Both the European Central Bank (the central bank of the Eurozone17) and the Bank of England have today decided to keep their interest rates (on rhe Euro and on the Pound) stable.
But whereas the 0.5% interest rate of the BoE has been stable since the bank decided to react to the effects of the 2008 economics recession (and so has the Fed, with a 0-0.25% rate), the ECB has already raised the Euro interest rate twice this year, from the 1% it had moved to in order to address the global recession.
The situations with Italy and Spain are being addressed by various measures that are beyond the scope of this post/analysis.
The issues are:
1) Why does the ECB insist with this anti-inflation obsession? It should have lowered its interest rate back towards 1% as a policy measure to ease the tension on Greece, Portugal and Ireland as well as Italy and Spain and the whole of the Eurozone. Especially since Eurostat data released on August 2 (2 days before) showed that in June 2011 compared with May 2011, the industrial producer price index remained stable in both the Eurozone and the EU. In May prices fell by 0.2% and 0.3% respectively.

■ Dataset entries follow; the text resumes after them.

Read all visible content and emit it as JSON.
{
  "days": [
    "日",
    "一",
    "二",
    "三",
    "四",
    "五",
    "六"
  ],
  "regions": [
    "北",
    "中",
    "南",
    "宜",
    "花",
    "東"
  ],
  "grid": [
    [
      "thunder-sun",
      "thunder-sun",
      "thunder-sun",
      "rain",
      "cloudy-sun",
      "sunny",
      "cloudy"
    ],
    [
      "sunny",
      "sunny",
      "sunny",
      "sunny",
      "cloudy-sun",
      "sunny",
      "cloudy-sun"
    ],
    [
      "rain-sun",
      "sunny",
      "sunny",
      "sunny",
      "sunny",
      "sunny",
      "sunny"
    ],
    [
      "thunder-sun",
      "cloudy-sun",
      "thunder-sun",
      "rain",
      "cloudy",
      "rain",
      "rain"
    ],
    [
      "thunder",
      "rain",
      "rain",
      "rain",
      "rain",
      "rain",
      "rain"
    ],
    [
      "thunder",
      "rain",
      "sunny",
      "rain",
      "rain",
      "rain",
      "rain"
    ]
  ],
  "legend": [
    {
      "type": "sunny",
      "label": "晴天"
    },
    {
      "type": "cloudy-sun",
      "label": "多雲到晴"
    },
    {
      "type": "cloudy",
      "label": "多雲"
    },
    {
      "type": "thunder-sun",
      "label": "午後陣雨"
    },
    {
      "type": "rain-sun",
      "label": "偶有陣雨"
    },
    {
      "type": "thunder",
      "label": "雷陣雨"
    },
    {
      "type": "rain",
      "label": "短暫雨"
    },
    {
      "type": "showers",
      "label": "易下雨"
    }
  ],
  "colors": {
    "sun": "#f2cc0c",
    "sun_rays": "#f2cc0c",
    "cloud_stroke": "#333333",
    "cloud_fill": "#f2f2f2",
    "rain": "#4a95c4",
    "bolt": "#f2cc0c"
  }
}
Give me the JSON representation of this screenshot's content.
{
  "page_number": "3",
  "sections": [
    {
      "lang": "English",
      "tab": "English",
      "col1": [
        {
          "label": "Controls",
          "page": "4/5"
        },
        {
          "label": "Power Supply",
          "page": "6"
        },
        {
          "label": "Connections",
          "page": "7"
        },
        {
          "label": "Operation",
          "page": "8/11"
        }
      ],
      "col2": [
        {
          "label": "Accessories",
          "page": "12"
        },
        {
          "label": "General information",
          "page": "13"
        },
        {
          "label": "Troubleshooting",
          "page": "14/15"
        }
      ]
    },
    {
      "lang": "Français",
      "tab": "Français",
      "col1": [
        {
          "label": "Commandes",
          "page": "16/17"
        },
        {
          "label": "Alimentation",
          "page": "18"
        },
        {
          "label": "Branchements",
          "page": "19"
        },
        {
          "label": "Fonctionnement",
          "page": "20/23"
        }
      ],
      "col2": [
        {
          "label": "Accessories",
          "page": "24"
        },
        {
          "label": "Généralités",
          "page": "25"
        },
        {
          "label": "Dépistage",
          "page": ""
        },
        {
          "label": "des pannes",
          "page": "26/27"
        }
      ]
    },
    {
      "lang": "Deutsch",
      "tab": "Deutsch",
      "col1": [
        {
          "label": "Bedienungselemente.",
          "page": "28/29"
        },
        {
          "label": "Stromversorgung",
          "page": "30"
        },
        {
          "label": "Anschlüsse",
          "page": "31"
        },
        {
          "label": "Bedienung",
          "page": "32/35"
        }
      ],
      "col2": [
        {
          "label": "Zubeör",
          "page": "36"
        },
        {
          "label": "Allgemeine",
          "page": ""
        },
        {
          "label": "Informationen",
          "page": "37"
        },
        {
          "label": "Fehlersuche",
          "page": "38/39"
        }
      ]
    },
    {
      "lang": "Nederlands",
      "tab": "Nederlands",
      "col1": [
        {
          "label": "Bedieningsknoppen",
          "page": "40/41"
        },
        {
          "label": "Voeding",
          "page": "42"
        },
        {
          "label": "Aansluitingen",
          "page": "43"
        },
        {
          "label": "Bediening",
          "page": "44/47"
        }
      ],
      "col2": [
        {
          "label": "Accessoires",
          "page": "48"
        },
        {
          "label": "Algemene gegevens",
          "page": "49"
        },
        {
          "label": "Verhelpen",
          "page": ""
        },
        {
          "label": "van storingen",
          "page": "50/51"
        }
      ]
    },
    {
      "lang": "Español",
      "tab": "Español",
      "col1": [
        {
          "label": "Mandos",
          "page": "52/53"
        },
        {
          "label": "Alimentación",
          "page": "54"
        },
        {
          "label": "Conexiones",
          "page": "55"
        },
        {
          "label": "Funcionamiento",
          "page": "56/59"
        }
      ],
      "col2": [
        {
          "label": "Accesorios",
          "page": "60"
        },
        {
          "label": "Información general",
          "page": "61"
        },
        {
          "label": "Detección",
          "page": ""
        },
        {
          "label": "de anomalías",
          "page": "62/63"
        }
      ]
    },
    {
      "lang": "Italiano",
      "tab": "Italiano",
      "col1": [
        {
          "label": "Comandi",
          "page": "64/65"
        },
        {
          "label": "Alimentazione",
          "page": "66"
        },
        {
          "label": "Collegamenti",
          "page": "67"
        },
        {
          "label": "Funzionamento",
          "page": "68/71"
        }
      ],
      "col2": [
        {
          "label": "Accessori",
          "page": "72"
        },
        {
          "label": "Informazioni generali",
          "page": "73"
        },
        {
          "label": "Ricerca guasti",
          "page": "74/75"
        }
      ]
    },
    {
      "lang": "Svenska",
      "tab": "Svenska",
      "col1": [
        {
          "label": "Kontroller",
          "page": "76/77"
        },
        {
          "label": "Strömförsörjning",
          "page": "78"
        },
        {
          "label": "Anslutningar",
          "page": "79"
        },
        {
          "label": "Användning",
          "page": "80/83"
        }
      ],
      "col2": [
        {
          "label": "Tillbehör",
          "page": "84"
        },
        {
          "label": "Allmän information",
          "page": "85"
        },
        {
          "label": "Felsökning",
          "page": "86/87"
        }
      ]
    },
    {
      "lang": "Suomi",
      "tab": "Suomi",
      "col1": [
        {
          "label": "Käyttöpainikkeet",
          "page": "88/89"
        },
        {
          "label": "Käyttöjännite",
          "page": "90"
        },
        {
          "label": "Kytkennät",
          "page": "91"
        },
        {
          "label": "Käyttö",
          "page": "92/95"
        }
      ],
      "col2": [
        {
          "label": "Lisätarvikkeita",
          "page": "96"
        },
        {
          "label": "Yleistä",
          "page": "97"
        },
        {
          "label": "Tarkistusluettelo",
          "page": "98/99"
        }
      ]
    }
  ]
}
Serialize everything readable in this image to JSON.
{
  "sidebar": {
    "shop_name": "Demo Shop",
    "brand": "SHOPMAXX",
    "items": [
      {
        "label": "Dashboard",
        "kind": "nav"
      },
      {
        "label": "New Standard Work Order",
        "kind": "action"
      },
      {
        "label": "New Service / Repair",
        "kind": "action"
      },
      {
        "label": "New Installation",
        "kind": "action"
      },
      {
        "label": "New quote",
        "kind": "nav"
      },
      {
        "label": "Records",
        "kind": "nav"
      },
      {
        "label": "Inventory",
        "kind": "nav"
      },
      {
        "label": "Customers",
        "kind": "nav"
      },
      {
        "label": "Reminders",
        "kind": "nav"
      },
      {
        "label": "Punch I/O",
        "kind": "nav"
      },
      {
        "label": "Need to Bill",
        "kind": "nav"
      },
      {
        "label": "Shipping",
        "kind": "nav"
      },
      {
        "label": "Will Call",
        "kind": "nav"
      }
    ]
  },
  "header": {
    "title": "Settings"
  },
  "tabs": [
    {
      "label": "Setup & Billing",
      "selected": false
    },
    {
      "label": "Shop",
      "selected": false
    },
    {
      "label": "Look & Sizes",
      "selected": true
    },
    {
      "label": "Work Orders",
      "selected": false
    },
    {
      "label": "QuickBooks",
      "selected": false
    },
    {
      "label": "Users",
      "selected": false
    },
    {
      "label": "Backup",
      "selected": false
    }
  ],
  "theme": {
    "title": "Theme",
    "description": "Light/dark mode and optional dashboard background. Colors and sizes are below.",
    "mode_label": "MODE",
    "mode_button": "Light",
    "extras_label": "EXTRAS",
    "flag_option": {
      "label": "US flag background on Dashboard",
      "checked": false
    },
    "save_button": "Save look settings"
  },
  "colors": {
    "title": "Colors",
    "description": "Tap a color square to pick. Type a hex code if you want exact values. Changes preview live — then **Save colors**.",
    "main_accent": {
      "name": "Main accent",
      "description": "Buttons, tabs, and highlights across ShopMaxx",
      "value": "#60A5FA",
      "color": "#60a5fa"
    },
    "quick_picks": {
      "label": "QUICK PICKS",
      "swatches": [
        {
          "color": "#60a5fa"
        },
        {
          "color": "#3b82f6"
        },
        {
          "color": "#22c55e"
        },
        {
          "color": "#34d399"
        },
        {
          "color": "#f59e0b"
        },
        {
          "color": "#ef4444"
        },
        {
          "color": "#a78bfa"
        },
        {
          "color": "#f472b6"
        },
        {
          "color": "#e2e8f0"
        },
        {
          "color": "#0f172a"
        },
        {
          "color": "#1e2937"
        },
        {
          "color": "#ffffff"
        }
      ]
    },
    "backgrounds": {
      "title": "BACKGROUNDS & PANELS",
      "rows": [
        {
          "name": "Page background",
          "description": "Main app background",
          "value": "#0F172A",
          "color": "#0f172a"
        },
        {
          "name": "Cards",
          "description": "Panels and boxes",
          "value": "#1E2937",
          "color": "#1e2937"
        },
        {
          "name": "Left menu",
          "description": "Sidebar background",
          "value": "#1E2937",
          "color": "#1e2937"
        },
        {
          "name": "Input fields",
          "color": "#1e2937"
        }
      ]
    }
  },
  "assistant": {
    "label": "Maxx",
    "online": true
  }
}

In a June 2011 - June 2010 comparison, industrial producer prices gained 5.9% in the Eurozone and 6.9% in the EU, down from 6.2% and 7.1% respectively in the May 2011 - May 2010 comparison. The Eurozone figure had peaked at 6.8% in March 2011-March 2011 and April 2011-April 2010 comparisons. Thus it was in June 2011 900 basis points below the peak. Since producer prices are an indication of the inflation (consumer prices index) a few months down the line, one can appreciate that the high annual industrial producer prices were a cause for inflation concern down the line in the Eurozone. And coupled with the inflation obsession of the ECB, the Bundesbank and a few other circles in Europe and globally, one can see why the ECB raised its rates 2 times this year. See but not fully appreciate, because those hikes had significant effects on other key socio-economic parameters, in some states more than others, but in all.
2) Which brings one to the following issue:
Why does the ECB have to offer such a premium for the Euro interest rates compared to the Pound and the USD?
It was already a premium at 1%, compared to the Pound's 0.5% and the USD/Fed's 0-0.25%, ie +50 bps to +75 to +100 bps (basis points). Now it is at +100 bps vis-a-vis the Pound and +125 to 150 bps vis-a-vis the USD!!!!
What on Earth (or in the systemics of the EU - Eurozone economy) requires such a premium, other than a premium of inflation-obsession?
Is it the cost of the absence of genuine economic and political union that translates into a Eurozone economy that lacks key elements that the US and UK economies have? Eg movement of labour? And in general the sub-performance in the functioning of the Single Market? The absence of EU or Eurozone economic policy? Tha forces the ECB to use interest rates and a premium to keep the Euro in balance with the USD and the Pound?